Drizzel apareció junto a Sarius y bruscamente lo empujó a un lado.
—Nunca pertenecerás al círculo privilegiado, debilucho. Yo sí, ¿te apuestas algo? Ten cuidado y espera hasta la siguiente arena.
Mostró sus largos colmillos.
Sarius quiso sacar su espada por si acaso, pero algo distrajo su atención. Un gnomo de piel verde clara se había plantado sobre una roca que había cerca de la hoguera.
—Se espera que los combatientes del círculo privilegiado se reúnan en un sitio secreto. Hay novedades.
BloodWork, sus dos interlocutores y la maga elfa llamada Wyrdana se levantaron y se encaminaron a la parte occidental del bosque que parecía un muro de sombras. No veía al quinto elegido. Sin embargo, de repente Blackspell se desprendió de la oscuridad junto a la arena y siguió a los otros cuatro. La medalla roja resplandeció sobre su negra capa.
—¿Blackspell pertenece al círculo privilegiado? —preguntó Sarius sorprendido.
—Mierda. Tampoco lo sabía —replicó Drizzel—. Pero así es mucho mejor. ¡Le voy a hacer papilla en la arena!
Sarius pensó para sí que se alegraría de verlo. No le importaba quién hacía papilla a quién; la verdad era que no soportaba a ninguno de esos vampiros.
Blackspell desapareció igual que los otros en la oscuridad del bosque y Sarius tuvo que hacer de tripas corazón para quedarse en la fogata. Le gustaría saber de qué se hablaba en el círculo privilegiado.
Mientras tanto, el gnomo de piel verde permaneció sentado sobre el peñasco, y dio otro anuncio.
—¡Combatientes! —comenzó—. La última pelea está cerca.

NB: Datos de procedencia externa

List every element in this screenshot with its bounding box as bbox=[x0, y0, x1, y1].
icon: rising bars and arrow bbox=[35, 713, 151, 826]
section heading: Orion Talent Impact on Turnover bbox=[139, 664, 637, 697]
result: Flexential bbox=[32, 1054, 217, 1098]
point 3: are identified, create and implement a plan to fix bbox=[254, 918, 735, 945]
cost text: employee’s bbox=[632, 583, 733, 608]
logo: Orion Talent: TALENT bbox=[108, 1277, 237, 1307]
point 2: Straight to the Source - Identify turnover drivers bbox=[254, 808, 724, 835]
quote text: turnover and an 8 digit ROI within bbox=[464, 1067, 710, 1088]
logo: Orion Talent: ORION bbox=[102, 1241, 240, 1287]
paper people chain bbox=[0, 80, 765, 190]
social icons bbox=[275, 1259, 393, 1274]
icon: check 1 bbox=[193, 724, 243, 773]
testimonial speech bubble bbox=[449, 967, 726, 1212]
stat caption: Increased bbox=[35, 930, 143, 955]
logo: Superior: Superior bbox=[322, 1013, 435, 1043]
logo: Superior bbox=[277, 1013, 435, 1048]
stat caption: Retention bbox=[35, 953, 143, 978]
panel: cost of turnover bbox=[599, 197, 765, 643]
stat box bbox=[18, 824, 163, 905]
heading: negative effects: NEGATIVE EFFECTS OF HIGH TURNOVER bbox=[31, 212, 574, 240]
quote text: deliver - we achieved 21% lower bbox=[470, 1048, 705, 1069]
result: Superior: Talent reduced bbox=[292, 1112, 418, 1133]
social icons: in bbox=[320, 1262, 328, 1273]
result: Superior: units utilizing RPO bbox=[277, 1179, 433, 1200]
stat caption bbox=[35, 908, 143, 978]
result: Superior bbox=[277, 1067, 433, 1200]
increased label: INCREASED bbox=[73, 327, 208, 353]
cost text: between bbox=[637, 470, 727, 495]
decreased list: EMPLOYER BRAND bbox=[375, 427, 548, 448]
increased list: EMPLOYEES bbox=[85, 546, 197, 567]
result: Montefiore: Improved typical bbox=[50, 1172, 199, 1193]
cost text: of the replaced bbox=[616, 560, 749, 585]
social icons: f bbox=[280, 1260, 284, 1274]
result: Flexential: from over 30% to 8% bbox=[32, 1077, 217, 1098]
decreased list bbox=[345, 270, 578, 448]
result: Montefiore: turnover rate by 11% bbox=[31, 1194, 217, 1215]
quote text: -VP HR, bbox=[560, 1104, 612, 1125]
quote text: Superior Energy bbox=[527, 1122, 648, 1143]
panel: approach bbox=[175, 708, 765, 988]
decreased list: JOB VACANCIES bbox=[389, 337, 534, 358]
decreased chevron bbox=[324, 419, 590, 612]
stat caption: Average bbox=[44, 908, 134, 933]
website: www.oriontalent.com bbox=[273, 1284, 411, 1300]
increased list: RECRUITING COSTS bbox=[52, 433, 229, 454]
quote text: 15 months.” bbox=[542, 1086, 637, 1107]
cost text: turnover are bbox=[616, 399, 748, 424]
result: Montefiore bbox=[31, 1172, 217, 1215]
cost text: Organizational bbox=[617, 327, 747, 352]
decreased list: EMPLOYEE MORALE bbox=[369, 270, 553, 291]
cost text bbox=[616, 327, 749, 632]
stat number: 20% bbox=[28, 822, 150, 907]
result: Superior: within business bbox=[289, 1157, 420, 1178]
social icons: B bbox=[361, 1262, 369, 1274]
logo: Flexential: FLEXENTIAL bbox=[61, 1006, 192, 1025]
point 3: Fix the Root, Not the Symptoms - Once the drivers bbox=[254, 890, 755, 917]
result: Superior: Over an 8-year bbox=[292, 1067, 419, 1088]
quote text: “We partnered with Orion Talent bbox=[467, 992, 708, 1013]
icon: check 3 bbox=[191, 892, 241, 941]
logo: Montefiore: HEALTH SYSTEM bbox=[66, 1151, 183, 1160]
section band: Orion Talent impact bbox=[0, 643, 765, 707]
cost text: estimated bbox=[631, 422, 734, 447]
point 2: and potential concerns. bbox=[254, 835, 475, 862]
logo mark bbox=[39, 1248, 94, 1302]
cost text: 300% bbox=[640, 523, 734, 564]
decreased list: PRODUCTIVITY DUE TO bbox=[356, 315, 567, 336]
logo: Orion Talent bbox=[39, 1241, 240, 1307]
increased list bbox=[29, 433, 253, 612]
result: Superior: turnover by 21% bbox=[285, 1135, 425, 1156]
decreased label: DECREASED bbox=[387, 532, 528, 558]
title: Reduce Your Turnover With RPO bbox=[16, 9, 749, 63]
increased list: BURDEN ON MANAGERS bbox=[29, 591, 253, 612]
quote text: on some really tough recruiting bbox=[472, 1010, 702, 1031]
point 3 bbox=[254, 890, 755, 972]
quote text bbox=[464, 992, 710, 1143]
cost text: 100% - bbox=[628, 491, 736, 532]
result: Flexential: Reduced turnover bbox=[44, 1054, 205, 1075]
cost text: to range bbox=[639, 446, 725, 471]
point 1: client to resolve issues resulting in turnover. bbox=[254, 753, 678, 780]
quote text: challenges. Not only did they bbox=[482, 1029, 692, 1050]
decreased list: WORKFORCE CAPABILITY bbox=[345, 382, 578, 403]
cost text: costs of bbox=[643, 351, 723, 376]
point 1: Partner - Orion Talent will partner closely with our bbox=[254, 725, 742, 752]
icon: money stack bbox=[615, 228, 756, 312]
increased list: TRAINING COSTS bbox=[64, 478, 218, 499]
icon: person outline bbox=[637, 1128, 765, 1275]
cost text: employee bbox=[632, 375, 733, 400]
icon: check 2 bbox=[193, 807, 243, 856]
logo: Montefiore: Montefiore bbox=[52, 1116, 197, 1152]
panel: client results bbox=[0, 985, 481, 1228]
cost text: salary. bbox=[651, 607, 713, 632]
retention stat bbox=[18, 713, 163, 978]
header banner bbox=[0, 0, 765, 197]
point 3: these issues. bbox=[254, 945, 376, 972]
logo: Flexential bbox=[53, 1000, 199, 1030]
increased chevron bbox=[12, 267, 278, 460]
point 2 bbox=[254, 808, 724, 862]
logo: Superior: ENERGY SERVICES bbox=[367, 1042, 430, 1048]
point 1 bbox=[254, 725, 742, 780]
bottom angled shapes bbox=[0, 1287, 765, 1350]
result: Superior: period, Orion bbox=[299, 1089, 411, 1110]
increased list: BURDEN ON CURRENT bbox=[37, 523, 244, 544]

Aún no ha empezado, pero hoy más que nunca se cuenta con que en estas fechas se separe el grano de la paja.
Hizo una pausa considerable.
—Este campamento no está muy lejos de la fortaleza de Ortolan. Nos vamos a acercar a él paso a paso. Mi amo dice que Ortolan ya puede sentirnos. Pero no nos atacará. No puede atacarnos, porque no tiene ni idea de quién somos.
Otra vez hizo una larga pausa.
—No obstante, hay otros que intentan hacernos fracasar en nuestra misión. Nos espían, nos calumnian, tratan de perjudicarnos. Y si no nos unimos, se infiltrarán entre nosotros. Van a destruir nuestro mundo. Más que nunca vale el propósito de guardar silencio. Mantener la calma. Guardar secretos. Tratar a los enemigos como a enemigos.

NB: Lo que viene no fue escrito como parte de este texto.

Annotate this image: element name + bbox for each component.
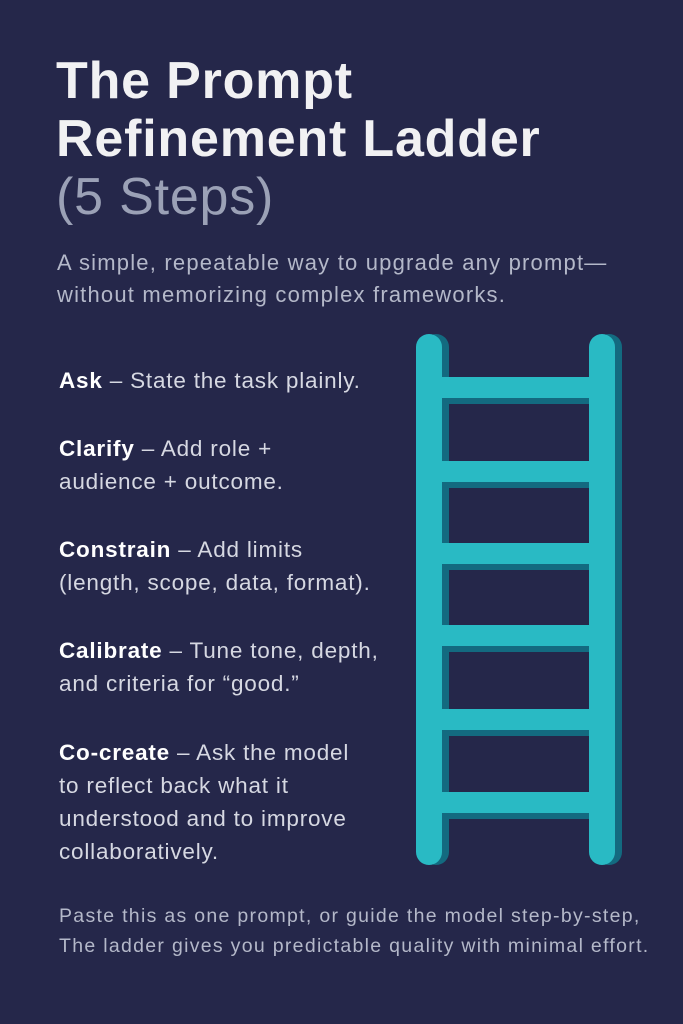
footer note (59, 905, 650, 957)
step: co-create: Co-create – Ask the model (59, 740, 349, 765)
step: constrain (59, 537, 371, 595)
footer note: The ladder gives you predictable quality with minimal effort. (59, 935, 650, 957)
step: co-create: collaboratively. (59, 839, 219, 864)
step: calibrate (59, 638, 379, 696)
title (56, 52, 541, 226)
step: calibrate: and criteria for “good.” (59, 671, 300, 696)
title: The Prompt (56, 52, 353, 110)
step: constrain: (length, scope, data, format). (59, 570, 371, 595)
subtitle: without memorizing complex frameworks. (57, 282, 506, 307)
title: Refinement Ladder (56, 110, 541, 168)
step: co-create (59, 740, 349, 864)
step: clarify (59, 436, 284, 494)
step: clarify: audience + outcome. (59, 469, 284, 494)
step: clarify: Clarify – Add role + (59, 436, 272, 461)
step: co-create: understood and to improve (59, 806, 347, 831)
step: ask: Ask – State the task plainly. (59, 368, 361, 393)
footer note: Paste this as one prompt, or guide the model step-by-step, (59, 905, 641, 927)
subtitle: A simple, repeatable way to upgrade any prompt— (57, 250, 607, 275)
subtitle (57, 250, 607, 307)
title: (5 Steps) (56, 168, 274, 226)
step: co-create: to reflect back what it (59, 773, 289, 798)
step: calibrate: Calibrate – Tune tone, depth, (59, 638, 379, 663)
step: constrain: Constrain – Add limits (59, 537, 303, 562)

Tras esto, el gnomo se bajó del peñasco y con sus piernas torcidas regresó a la arena.
En las siguientes horas, los combatientes permanecieron sentados juntos. Primero esperaron que pasara algo, pero nadie les encomendó nada, nadie los atacó, ningún monstruo de Ortolan se les lanzó encima. De modo que buscaron cómo entretenerse con tranquilidad. Jugaron a los dados por monedas de oro y piezas de carne, el ambiente era relajado, nadie tenía ganas de lanzarse sobre el vecino. Sarius no se dio cuenta de cómo pasaba el tiempo. Cuando se despidió de los demás, ya eran las dos de la madrugada y sentía un cansancio agradable. Nunca antes se había sentido en Erebos tan protegido, tan en casa.